La confédération des syndicats allemands (DGB) redoute que ce jugement n'entraine un éclatement des relations paritaires et des accords tarifaires établis entre employeurs et salariés, à la base des négociations et du consensus social à l'allemande.
Les entrepreneurs sont sur la même longueur d'onde. Ils redoutent que la concurrence syndicale ne favorise les grèves catégorielles, à l'aide desquelles une petite organisation « corporatiste » peut paralyser une entreprise, voire une branche.
Aucun autre syndicat concurrent ne serait autorisé à rompre la paix sociale et à organiser une grève durant la période d'application et de concertation garantie par l'accord qui fait loi.
« Les employeurs et la DGB sont rarement du même avis », souligne le Financial Times Deutschland, mais cette fois ils se se coalisent, estimant que le chaos et les conflits vont gangréner les rapports paritaires si le jugement du tribunal fédéral du travail s'impose dans les faits.
Sans «accord collectif unique, souligne Dieter Hund, le patron des patrons, le système menace de se rompre, le personnel de se diviser et les conflits collectifs pourraient se multiplier. »
Les experts du « marché du travail de la coalition d'Angela Merkel partagent le même souci. « Le législateur doit intervenir, nous ne pouvons pas nous permettre de laisser le tissus des conventions salariales s'effilocher, comme c'est le cas dans les autres pays. Ces accords sont d'un intérêt commun à l'état et à la société. » Il n'est pas possible de laisser la porte ouverte aux grèves prolongées, répondant aux voeux d'un syndicat quelconque.
« Il faudra apprendre à vivre avec les différences, commente le Frankfurter Allgemeine Zeitung. » Les juges ont jeté par dessus bord une jurisprudence de plusieurs décennies, appréciée par les entrepreneurs parce qu'elle leur évitait de faire face à la concurrence des syndicats, et par les syndicats affiliés à la DGB parce qu'elle fondait leur pouvoir.
Les minorités qui ne s'estimaient pas représentées selon leurs voeux par les organisations traditionnelles pouvaient certes utiliser le droit fondamental de « liberté d'association » pour s'organiser et défendre leurs propres intérêts. Mais le statut des accords salariaux éventuels qui pouvaient en résulter restait contesté. Le jugement du tribunal fédéral légitime dorénavant la pluralité des accords collectifs. Les employeurs devront apprendre à vivre.
C'est certes plus facile à dire qu'à faire reconnaît le quotidien. Il faudrait envisager maintenant la mise en oeuvre des règles d'arbitrage et de conciliation qui permettraient d'éviter la multiplication de grèves et de conflits alimentés par des syndicats concurrents. Au lieu de cela malheureusement, les entrepreneurs et la DGB mettent tout leur pouvoir en oeuvre pour maintenir leurs monopoles et obtenir du gouvernement une loi qui protège l'autonomie des accords collectifs uniques dont ils sont les seul partenaires.
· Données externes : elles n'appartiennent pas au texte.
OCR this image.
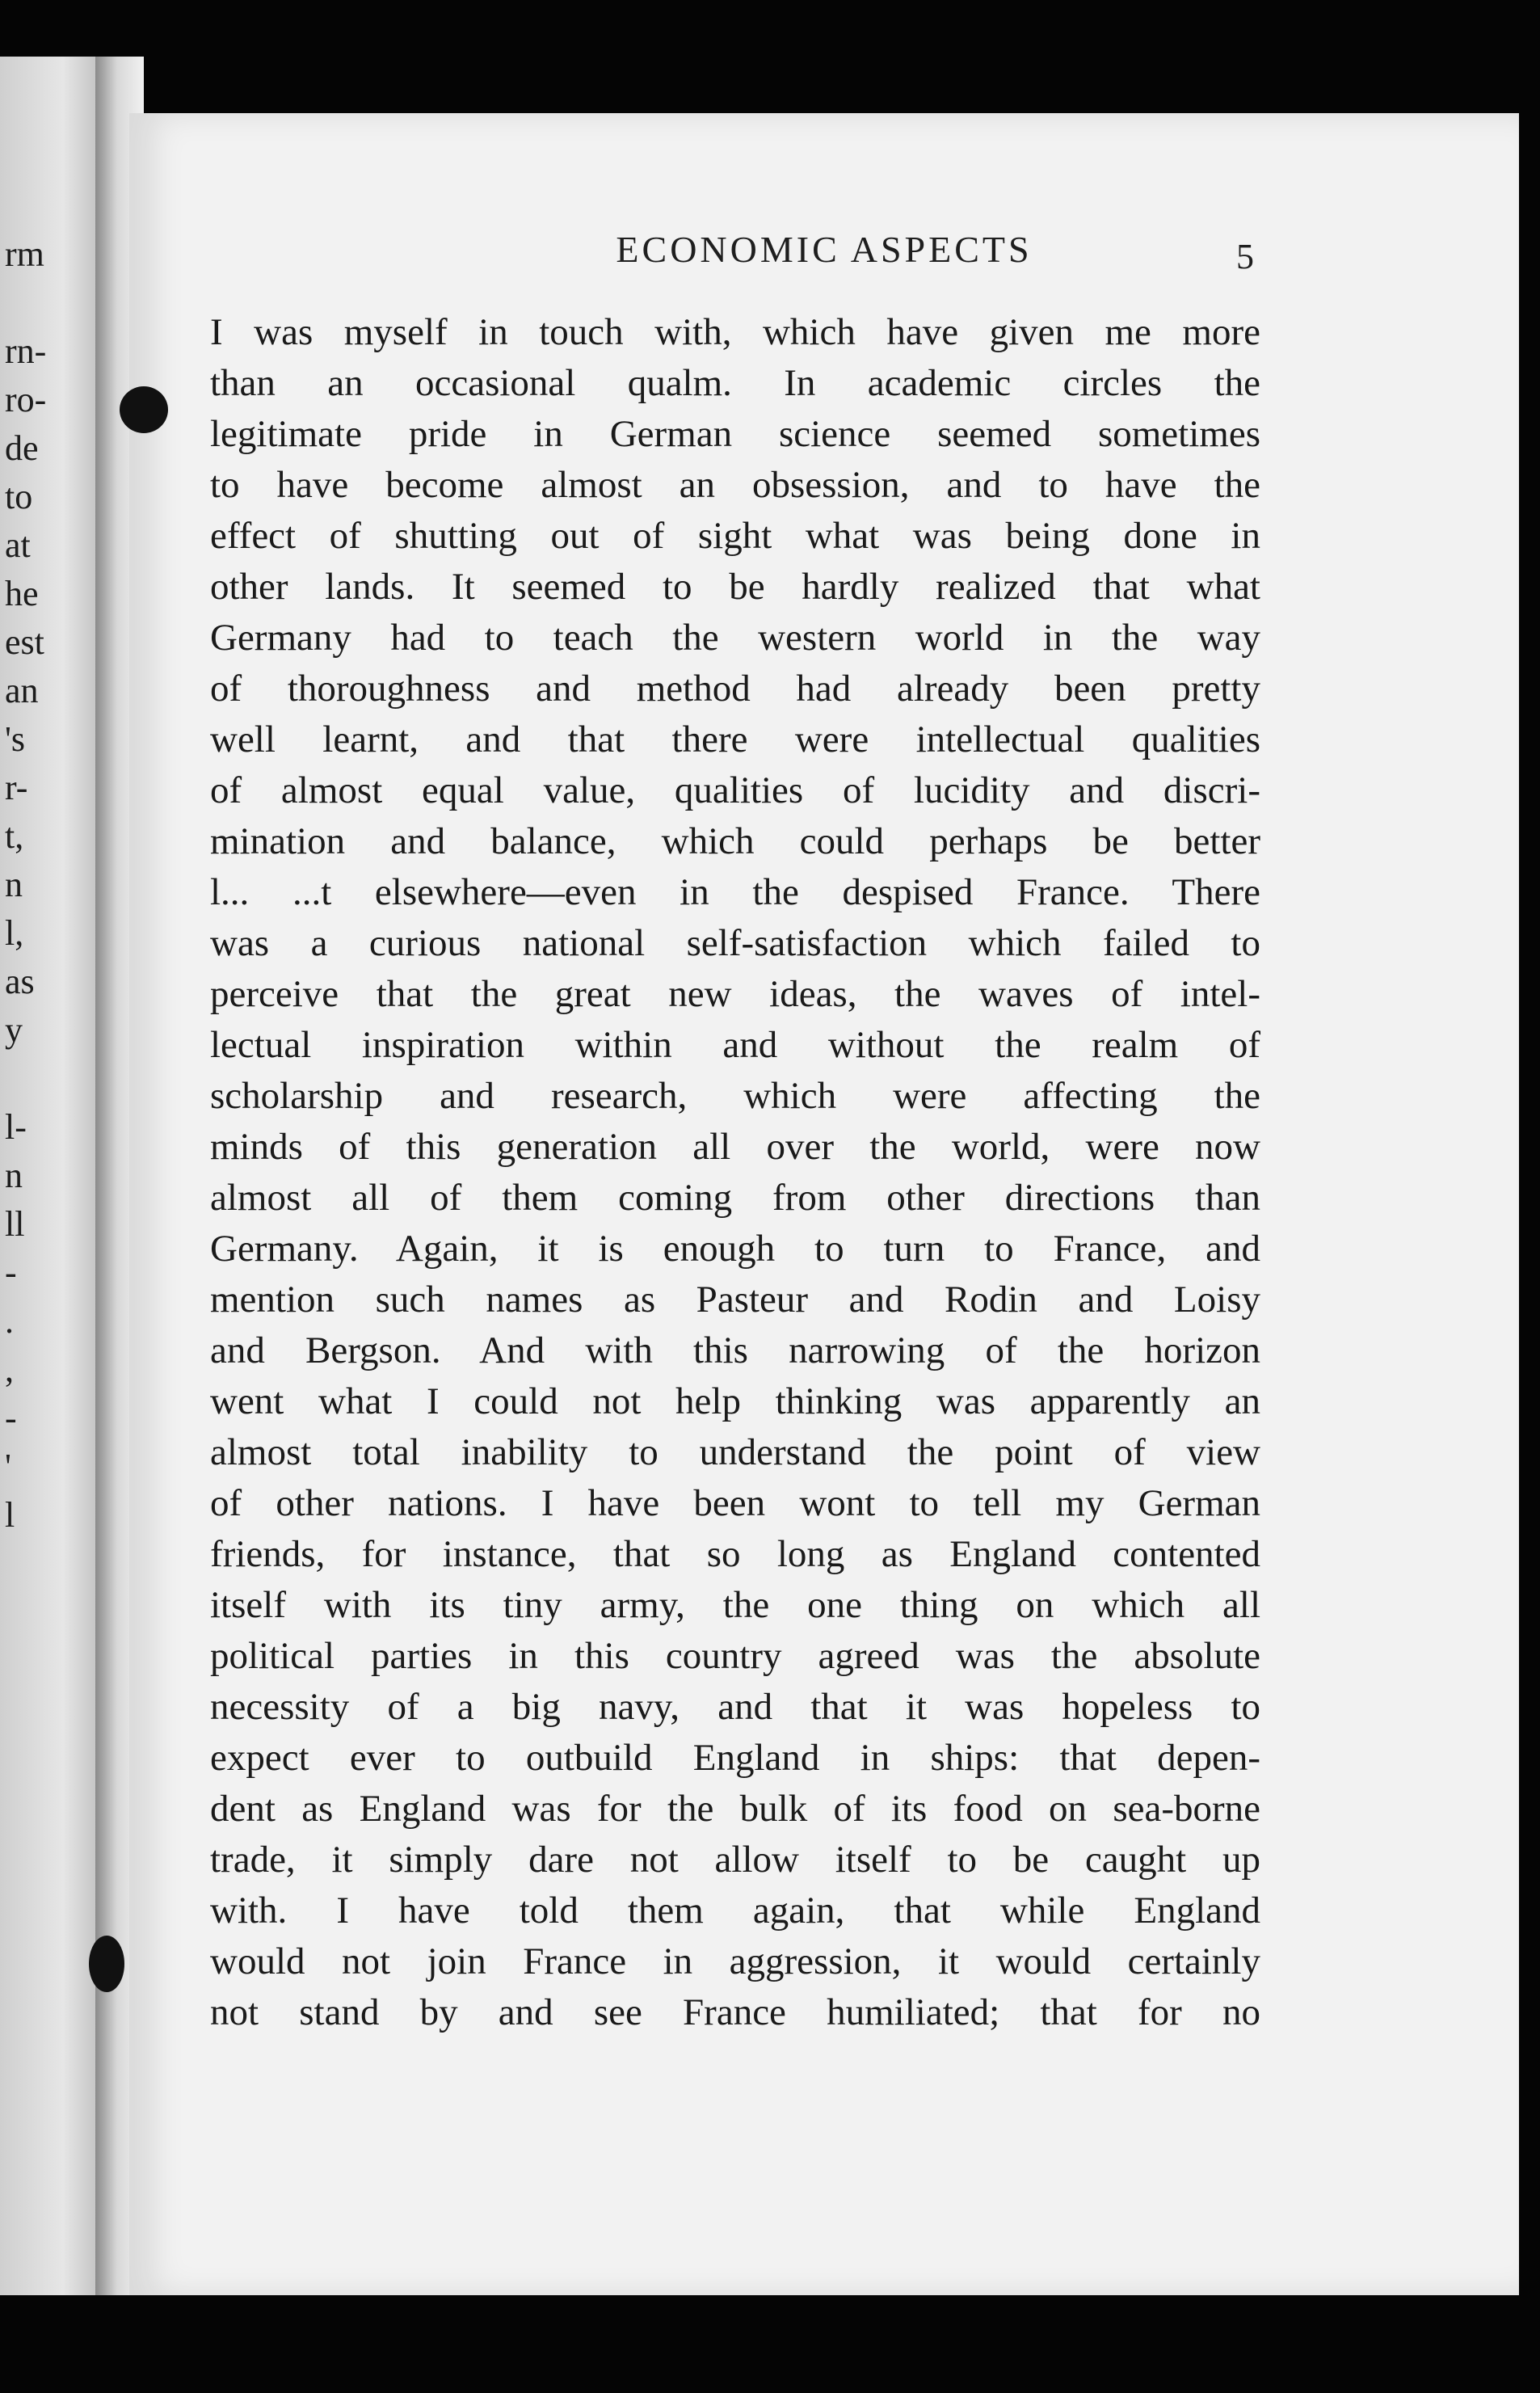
rm
rn-
ro-
de
to
at
he
est
an
's
r-
t,
n
l,
as
y
l-
n
ll
-
.
,
-
'
l
ECONOMIC ASPECTS	5
I was myself in touch with, which have given me more
than an occasional qualm. In academic circles the
legitimate pride in German science seemed sometimes
to have become almost an obsession, and to have the
effect of shutting out of sight what was being done in
other lands. It seemed to be hardly realized that what
Germany had to teach the western world in the way
of thoroughness and method had already been pretty
well learnt, and that there were intellectual qualities
of almost equal value, qualities of lucidity and discri-
mination and balance, which could perhaps be better
l... ...t elsewhere—even in the despised France. There
was a curious national self-satisfaction which failed to
perceive that the great new ideas, the waves of intel-
lectual inspiration within and without the realm of
scholarship and research, which were affecting the
minds of this generation all over the world, were now
almost all of them coming from other directions than
Germany. Again, it is enough to turn to France, and
mention such names as Pasteur and Rodin and Loisy
and Bergson. And with this narrowing of the horizon
went what I could not help thinking was apparently an
almost total inability to understand the point of view
of other nations. I have been wont to tell my German
friends, for instance, that so long as England contented
itself with its tiny army, the one thing on which all
political parties in this country agreed was the absolute
necessity of a big navy, and that it was hopeless to
expect ever to outbuild England in ships: that depen-
dent as England was for the bulk of its food on sea-borne
trade, it simply dare not allow itself to be caught up
with. I have told them again, that while England
would not join France in aggression, it would certainly
not stand by and see France humiliated; that for no
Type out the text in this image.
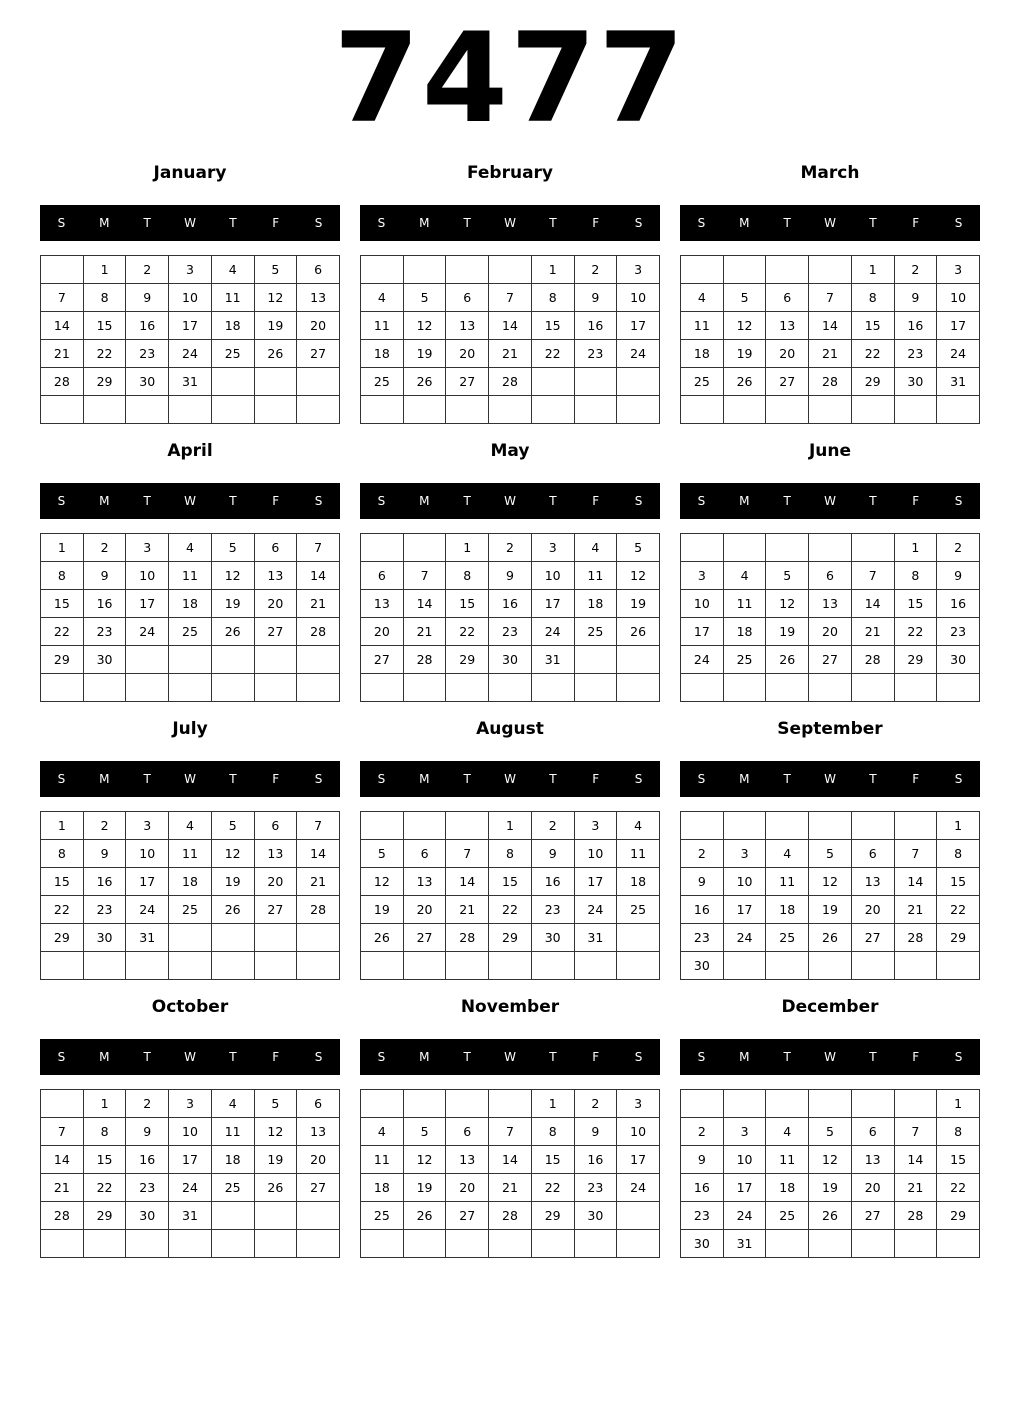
7477
January
S	M	T	W	T	F	S
	1	2	3	4	5	6
7	8	9	10	11	12	13
14	15	16	17	18	19	20
21	22	23	24	25	26	27
28	29	30	31			

February
S	M	T	W	T	F	S
				1	2	3
4	5	6	7	8	9	10
11	12	13	14	15	16	17
18	19	20	21	22	23	24
25	26	27	28			

March
S	M	T	W	T	F	S
				1	2	3
4	5	6	7	8	9	10
11	12	13	14	15	16	17
18	19	20	21	22	23	24
25	26	27	28	29	30	31

April
S	M	T	W	T	F	S
1	2	3	4	5	6	7
8	9	10	11	12	13	14
15	16	17	18	19	20	21
22	23	24	25	26	27	28
29	30					

May
S	M	T	W	T	F	S
		1	2	3	4	5
6	7	8	9	10	11	12
13	14	15	16	17	18	19
20	21	22	23	24	25	26
27	28	29	30	31		

June
S	M	T	W	T	F	S
					1	2
3	4	5	6	7	8	9
10	11	12	13	14	15	16
17	18	19	20	21	22	23
24	25	26	27	28	29	30

July
S	M	T	W	T	F	S
1	2	3	4	5	6	7
8	9	10	11	12	13	14
15	16	17	18	19	20	21
22	23	24	25	26	27	28
29	30	31				

August
S	M	T	W	T	F	S
			1	2	3	4
5	6	7	8	9	10	11
12	13	14	15	16	17	18
19	20	21	22	23	24	25
26	27	28	29	30	31	

September
S	M	T	W	T	F	S
						1
2	3	4	5	6	7	8
9	10	11	12	13	14	15
16	17	18	19	20	21	22
23	24	25	26	27	28	29
30						
October
S	M	T	W	T	F	S
	1	2	3	4	5	6
7	8	9	10	11	12	13
14	15	16	17	18	19	20
21	22	23	24	25	26	27
28	29	30	31			

November
S	M	T	W	T	F	S
				1	2	3
4	5	6	7	8	9	10
11	12	13	14	15	16	17
18	19	20	21	22	23	24
25	26	27	28	29	30	

December
S	M	T	W	T	F	S
						1
2	3	4	5	6	7	8
9	10	11	12	13	14	15
16	17	18	19	20	21	22
23	24	25	26	27	28	29
30	31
On ne risque pas pourtant de voir les mini-syndicats catégoriels se multiplier en masse, estime le Tageszeitung. Ces organisations n'ont une chance de succès que si leurs membres occupent des positions clés dans l'organisation du travail et peuvent totalement bloquer celui-ci. Il en est ainsi des médecins, des pilotes, des conducteurs de train.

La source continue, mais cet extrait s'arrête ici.